The Street lined up constructively into the number, and the data supports their optimism more than it challenges it. JP Morgan raised its target to $32 on July 2, maintaining Overweight. Telsey Advisory Group lifted to $30 and Raymond James to $27, both reiterating positive ratings. Even Citi, the cautious voice in the group, lifted its neutral target from $23 to $25. The consensus mean now sits at $27.73 — about 12% above the current price — and the direction of analyst travel has been uniformly upward. The bull case centres on DTC expansion, women's and tops category growth, and international revenue momentum. Bears point to tariff uncertainty and macro softness in consumer discretionary, where overall spending on apparel remains fragile. The 12-month forward EPS momentum factor ranks in the 8th percentile, a reminder that while the recent prints have been solid, the forward setup carries some compression risk.
The founding family's behaviour this week adds a counterpoint worth keeping in mind. The Haas family — who collectively hold well over 50% of the company across multiple members — sold approximately $16.3 million in shares in a tight cluster around June 10–12, at prices near $24. Robert D. Haas alone sold nearly 694,000 shares across two sessions. The 90-day net insider flow now runs to almost $39.6 million in sales. These transactions appear to be systematic — prices achieved were broadly in line with where the stock trades now — but the family's consistent trimming around the $24 handle, both before and after a catalyst, is the kind of structural supply that tends to cap near-term upside at a level the stock has now reached twice.

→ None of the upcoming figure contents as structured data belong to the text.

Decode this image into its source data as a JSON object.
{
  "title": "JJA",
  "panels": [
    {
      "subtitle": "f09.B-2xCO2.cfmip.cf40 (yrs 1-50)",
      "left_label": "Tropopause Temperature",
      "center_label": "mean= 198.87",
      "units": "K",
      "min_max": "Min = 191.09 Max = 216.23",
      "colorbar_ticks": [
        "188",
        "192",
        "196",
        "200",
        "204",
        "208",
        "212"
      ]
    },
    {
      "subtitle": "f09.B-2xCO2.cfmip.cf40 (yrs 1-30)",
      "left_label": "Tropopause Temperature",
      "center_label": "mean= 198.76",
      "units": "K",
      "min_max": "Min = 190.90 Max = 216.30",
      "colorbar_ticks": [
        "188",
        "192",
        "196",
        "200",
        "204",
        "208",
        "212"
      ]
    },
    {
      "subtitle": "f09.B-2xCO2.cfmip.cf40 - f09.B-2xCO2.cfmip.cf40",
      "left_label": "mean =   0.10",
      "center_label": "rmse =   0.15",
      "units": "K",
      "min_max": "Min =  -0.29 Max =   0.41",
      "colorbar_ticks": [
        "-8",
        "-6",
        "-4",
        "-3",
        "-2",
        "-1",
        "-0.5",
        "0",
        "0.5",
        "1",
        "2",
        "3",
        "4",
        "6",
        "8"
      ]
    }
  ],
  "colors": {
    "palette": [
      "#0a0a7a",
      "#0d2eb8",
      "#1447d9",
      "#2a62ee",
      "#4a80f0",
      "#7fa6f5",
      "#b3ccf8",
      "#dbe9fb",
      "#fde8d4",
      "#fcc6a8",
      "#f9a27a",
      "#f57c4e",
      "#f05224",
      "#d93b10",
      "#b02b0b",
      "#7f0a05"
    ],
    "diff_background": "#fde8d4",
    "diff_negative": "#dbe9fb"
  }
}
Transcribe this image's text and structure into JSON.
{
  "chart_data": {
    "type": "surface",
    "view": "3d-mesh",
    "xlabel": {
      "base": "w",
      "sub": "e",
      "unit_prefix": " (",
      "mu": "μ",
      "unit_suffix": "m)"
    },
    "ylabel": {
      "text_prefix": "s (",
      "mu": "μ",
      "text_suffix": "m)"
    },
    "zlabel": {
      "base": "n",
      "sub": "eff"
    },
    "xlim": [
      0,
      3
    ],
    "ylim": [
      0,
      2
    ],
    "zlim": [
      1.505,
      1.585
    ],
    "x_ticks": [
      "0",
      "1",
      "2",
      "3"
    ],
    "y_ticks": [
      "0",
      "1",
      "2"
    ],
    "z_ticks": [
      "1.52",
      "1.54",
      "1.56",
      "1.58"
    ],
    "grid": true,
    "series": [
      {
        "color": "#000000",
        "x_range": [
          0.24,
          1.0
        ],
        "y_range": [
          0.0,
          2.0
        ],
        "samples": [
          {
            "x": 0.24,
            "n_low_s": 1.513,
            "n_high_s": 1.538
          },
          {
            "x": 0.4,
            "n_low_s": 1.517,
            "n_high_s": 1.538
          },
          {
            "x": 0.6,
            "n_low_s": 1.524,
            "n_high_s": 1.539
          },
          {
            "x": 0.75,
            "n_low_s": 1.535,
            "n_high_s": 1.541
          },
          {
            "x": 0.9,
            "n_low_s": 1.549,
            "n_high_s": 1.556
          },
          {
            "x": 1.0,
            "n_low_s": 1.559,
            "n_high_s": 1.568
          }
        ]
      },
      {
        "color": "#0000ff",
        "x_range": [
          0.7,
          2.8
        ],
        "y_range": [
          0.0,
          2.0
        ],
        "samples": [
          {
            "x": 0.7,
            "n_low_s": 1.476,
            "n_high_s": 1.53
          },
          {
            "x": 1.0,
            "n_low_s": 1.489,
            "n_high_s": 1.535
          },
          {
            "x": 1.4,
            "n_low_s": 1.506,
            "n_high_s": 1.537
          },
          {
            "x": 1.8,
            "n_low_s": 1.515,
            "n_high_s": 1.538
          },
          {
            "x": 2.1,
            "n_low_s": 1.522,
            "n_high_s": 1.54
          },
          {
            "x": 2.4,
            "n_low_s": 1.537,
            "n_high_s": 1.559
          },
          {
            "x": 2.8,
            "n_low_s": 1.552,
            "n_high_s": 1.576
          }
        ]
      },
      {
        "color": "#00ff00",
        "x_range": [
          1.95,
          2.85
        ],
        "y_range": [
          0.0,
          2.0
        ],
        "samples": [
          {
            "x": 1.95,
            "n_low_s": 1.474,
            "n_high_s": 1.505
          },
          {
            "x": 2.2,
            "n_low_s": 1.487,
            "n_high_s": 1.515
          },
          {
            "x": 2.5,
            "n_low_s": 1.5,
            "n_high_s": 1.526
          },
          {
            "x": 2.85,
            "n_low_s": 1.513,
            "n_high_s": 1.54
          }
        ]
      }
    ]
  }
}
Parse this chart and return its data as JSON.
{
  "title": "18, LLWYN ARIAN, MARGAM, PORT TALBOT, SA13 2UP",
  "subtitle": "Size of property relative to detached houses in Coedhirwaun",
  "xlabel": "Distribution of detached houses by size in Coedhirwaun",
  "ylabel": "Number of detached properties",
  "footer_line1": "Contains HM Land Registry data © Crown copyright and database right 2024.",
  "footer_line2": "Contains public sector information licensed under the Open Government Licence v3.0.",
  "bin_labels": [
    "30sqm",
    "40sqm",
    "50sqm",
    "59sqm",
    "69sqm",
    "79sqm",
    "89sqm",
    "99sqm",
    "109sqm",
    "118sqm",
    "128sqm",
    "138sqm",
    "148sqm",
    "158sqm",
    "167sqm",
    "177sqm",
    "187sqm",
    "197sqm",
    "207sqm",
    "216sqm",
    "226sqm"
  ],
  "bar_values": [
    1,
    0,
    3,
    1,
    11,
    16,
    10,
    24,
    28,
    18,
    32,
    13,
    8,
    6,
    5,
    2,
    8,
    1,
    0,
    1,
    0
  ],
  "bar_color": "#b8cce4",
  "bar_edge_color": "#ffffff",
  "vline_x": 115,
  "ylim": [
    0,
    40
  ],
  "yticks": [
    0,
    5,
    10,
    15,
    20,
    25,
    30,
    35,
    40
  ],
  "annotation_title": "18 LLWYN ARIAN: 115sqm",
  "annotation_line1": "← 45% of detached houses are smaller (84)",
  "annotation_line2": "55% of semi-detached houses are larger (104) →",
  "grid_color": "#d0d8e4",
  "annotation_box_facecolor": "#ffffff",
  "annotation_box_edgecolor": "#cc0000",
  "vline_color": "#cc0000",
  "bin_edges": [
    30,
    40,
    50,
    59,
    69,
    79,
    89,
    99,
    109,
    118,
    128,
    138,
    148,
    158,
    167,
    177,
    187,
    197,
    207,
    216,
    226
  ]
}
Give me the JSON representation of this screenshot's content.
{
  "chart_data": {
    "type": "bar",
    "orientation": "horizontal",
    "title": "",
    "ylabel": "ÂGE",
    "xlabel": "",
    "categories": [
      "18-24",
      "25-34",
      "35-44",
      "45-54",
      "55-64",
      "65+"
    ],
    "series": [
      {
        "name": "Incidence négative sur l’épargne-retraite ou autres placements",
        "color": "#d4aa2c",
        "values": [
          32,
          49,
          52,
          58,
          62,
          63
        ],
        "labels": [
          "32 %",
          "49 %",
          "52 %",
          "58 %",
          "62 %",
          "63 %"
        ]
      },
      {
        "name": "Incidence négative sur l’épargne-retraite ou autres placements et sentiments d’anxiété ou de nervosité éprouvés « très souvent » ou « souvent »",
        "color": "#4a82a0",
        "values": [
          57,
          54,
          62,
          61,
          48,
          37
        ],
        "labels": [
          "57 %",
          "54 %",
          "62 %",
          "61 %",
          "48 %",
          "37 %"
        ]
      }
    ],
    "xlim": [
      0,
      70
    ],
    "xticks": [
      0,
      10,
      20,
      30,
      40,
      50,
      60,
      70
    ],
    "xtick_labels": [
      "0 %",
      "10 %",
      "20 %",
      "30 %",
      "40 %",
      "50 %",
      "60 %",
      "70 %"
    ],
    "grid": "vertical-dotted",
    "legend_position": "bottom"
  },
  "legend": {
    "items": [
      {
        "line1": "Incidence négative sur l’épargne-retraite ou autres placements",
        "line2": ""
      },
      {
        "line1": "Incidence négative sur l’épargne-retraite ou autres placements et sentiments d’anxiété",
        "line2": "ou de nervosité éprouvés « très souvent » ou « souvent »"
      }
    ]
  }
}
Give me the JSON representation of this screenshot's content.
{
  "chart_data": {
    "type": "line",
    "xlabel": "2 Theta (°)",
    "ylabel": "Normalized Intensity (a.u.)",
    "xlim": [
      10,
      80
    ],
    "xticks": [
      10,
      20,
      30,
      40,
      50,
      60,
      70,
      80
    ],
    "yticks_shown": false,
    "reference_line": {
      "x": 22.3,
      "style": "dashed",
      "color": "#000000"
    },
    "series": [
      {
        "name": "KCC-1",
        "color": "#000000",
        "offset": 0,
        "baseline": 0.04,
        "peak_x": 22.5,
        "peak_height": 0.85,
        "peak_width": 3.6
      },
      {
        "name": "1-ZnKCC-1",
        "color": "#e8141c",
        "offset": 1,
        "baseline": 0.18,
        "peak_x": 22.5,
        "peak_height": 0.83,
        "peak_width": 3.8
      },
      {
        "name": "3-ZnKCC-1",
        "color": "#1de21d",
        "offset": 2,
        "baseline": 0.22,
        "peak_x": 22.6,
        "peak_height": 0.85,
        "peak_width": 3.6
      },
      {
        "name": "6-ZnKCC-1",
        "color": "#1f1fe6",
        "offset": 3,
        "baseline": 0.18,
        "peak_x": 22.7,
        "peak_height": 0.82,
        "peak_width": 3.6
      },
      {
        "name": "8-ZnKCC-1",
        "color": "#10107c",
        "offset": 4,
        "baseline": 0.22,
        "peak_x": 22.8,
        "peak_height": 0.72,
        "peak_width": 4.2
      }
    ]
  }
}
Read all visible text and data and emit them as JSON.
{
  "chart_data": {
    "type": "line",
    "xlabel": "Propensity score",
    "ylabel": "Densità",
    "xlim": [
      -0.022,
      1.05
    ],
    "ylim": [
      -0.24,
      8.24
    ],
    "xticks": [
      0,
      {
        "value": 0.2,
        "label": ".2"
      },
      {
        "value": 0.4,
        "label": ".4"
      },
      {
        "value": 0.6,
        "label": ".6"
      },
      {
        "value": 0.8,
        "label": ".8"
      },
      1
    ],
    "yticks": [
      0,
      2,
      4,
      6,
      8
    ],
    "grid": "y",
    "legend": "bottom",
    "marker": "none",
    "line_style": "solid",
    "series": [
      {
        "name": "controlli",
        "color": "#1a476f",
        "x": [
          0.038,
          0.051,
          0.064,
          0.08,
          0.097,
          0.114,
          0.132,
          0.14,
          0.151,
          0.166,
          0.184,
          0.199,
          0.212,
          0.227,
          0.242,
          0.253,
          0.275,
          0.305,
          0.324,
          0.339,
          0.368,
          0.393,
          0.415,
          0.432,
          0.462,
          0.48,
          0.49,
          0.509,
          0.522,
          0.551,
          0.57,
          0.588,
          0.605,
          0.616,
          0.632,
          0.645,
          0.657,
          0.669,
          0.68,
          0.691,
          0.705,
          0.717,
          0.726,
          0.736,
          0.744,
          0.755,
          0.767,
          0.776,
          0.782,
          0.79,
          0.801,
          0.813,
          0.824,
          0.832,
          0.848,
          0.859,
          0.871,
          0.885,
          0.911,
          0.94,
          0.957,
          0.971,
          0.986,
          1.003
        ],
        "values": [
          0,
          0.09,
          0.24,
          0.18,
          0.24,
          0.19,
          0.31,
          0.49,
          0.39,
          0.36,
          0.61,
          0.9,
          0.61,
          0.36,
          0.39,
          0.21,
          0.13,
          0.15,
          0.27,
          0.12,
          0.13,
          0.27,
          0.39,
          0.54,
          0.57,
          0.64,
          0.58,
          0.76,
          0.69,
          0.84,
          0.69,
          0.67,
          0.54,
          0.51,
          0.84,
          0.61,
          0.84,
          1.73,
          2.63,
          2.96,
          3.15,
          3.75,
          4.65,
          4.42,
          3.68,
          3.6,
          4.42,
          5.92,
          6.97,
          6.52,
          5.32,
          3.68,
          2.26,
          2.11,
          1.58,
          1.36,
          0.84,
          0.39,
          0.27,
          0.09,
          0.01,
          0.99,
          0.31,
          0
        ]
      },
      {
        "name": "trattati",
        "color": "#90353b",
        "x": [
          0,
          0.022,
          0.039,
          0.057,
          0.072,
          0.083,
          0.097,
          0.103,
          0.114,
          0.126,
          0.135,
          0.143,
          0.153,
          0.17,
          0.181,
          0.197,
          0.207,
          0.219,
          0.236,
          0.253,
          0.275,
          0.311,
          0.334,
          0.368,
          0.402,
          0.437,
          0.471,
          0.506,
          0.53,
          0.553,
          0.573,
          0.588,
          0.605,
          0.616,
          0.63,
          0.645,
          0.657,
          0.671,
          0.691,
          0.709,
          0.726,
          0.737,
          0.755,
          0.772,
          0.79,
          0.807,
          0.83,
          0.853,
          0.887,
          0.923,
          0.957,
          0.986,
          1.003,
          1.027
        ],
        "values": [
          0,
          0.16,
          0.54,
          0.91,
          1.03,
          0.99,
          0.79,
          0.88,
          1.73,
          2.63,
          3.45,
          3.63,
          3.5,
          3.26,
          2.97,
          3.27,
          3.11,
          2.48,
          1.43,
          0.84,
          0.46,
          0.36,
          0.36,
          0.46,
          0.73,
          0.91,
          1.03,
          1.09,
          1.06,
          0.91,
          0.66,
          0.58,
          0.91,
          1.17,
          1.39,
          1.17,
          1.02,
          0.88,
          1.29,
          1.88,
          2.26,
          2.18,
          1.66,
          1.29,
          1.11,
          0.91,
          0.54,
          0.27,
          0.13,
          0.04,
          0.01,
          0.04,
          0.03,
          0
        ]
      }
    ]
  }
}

Among peers, PVH gained 5.1% on the week and UAA jumped 8.9%, while RL slipped 0.6% — broadly in line with LEVI's flat-to-down finish. The relative underperformance against the more volatile names in the group is notable given LEVI's pre-earnings analyst tailwind, and may reflect the Haas family supply overhang absorbing demand that would otherwise have moved the price.
The key watch now is whether the earnings report itself — with guidance on tariff mitigation and DTC progress — shifts the analyst consensus materially beyond the $27.73 mean, or whether the stock continues to run into Haas-family selling at the low-to-mid $20s.